I will be going to Italy tomorrow. Plan to spend time in Milano, San Gimignano and Modena. If anyone has any recommendations for restaurants or other food/knife related things to see and do, please let me know.

(We always go out to a Parmigiano-Reggiano farm and kiss a cow just to say thank you.)

Thanks,

Keith


----------



## Eamon Burke (Oct 14, 2011)

That is terrifying, seeing all that cheese piled on those tiny legs.


----------



## kalaeb (Oct 14, 2011)

Maybe you can catch Chef Niloc's wedding.
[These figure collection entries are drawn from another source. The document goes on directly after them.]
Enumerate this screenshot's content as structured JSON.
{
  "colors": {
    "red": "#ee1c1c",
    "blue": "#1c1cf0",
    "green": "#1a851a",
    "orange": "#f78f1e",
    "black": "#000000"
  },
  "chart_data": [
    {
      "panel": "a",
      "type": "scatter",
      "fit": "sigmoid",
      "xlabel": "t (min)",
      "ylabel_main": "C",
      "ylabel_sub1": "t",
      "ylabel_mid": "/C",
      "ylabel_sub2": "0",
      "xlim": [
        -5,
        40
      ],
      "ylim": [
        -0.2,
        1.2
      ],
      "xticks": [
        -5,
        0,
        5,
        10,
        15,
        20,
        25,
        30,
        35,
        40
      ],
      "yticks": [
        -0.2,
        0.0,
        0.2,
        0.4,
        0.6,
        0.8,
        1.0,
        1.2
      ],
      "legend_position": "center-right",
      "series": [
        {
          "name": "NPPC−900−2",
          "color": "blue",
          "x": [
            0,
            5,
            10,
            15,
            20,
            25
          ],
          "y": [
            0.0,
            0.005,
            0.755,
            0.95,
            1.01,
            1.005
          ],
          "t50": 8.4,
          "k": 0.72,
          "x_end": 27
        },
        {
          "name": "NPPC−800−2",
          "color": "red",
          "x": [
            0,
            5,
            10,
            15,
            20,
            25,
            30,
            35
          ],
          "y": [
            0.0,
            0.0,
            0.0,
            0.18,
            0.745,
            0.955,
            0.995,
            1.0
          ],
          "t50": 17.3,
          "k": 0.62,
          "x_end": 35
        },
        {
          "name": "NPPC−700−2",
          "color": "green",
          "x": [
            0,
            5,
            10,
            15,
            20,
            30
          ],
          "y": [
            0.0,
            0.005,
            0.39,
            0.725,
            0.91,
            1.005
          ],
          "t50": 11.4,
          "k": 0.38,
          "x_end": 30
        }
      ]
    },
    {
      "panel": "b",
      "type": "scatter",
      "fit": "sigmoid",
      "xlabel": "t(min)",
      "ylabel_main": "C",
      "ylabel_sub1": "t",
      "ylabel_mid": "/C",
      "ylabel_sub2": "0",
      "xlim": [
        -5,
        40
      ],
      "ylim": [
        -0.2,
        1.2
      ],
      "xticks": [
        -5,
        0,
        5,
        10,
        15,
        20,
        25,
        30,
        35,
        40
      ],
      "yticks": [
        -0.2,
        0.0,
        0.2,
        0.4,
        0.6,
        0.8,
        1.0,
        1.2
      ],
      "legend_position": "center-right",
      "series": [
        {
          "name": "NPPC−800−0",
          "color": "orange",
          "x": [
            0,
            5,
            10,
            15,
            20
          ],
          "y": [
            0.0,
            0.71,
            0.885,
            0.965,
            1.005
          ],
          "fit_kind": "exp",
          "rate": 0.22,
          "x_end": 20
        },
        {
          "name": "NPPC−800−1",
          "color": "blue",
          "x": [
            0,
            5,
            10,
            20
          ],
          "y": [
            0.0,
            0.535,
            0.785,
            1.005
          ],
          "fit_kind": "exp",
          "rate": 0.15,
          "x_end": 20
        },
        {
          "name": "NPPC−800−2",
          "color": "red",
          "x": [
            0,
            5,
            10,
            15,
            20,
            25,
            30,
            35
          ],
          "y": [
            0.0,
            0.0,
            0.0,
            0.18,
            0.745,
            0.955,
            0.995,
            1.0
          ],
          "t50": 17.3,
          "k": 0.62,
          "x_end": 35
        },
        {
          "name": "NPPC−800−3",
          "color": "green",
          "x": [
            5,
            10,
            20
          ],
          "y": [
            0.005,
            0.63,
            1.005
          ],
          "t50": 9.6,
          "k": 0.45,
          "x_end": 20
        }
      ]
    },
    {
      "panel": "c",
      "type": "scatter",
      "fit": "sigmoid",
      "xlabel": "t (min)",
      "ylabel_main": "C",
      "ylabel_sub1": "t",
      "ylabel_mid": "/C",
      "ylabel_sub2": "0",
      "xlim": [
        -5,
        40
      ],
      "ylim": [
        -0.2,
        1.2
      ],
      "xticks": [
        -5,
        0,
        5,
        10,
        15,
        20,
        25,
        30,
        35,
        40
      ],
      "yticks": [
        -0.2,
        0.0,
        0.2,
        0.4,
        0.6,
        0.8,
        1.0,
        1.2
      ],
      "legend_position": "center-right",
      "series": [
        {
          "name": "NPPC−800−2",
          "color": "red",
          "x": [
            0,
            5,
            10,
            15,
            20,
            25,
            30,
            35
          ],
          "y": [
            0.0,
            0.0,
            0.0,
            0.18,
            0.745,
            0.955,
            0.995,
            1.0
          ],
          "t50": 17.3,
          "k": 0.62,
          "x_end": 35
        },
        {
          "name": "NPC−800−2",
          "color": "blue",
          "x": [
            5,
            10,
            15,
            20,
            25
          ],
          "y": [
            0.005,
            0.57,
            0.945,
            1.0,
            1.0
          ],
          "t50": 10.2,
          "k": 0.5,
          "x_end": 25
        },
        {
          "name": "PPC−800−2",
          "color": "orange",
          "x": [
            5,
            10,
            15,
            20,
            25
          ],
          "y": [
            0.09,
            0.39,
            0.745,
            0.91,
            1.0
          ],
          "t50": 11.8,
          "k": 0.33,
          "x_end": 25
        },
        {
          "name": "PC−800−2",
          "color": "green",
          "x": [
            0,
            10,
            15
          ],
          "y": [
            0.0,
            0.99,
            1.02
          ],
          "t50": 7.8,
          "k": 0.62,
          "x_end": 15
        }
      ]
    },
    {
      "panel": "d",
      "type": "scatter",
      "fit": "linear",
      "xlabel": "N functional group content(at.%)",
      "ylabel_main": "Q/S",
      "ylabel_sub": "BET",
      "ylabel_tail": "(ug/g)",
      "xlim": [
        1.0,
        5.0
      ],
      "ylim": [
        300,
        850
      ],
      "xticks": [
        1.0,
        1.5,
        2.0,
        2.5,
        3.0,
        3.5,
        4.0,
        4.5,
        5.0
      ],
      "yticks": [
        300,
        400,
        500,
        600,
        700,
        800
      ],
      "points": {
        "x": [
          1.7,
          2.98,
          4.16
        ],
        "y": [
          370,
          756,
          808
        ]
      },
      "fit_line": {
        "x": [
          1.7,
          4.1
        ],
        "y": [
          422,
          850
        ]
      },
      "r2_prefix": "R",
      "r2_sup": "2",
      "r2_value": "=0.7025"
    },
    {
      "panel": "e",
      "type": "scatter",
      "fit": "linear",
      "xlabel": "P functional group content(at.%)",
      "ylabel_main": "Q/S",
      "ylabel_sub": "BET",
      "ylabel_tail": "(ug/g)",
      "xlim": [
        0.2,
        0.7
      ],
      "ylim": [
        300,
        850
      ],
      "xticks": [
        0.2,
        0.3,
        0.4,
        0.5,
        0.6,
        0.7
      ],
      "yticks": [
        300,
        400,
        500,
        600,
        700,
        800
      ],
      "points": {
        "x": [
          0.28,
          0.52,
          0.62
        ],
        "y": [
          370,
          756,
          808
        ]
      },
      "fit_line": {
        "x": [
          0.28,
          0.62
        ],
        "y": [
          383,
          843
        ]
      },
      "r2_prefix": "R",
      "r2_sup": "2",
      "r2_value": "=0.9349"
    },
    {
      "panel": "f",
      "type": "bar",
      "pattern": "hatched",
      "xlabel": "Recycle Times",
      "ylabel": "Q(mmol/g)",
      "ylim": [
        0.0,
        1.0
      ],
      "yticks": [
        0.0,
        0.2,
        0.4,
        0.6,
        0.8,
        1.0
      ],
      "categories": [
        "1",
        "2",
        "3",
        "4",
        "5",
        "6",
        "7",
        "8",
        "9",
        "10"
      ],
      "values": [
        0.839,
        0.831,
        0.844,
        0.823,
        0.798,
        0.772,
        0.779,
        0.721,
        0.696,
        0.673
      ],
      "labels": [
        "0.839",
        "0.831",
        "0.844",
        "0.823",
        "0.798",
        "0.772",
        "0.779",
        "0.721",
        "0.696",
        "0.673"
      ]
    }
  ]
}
I think he will be there at the end of October.


----------



## Chef Niloc (Oct 14, 2011)

The 28th at ST Pete's


----------



## mr drinky (Oct 14, 2011)

Bring some cheese.

k.


----------



## Keith Neal (Jun 2, 2012)

BurkeCutlery said:


> That is terrifying, seeing all that cheese piled on those tiny legs.



It is really terrifying now. Breaks my heart to see the earthquake damage.


----------



## kalaeb (Jun 2, 2012)

Are you still there?


----------



## Eamon Burke (Jun 2, 2012)

Dude, that's messed up! :crytissue:

I would be there in a heartbeat if I were a local....to...ummm....help clean up.

But seriously, they need new shelves. That table-stacking system is not working.


----------



## GlassEye (Jun 2, 2012)

I'll take some of that floor cheese if it will help them clear some space for new shelves.


----------



## Keith Neal (Jun 3, 2012)

kalaeb said:


> Are you still there?



I wish. I could help dispose of some "damaged" cheese.

What I don't understand is why the shelving that goes floor to ceiling is not attached at the ceiling. Seems like it would have saved a lot of cheese.


----------



## Johnny.B.Good (Jun 3, 2012)

Keith Neal said:


> What I don't understand is why the shelving that goes floor to ceiling is not attached at the ceiling.



Good question. They're lucky nobody was killed (assuming this is true). Scary.


----------



## shankster (Jun 3, 2012)

mmmmmmmm...floor cheese


----------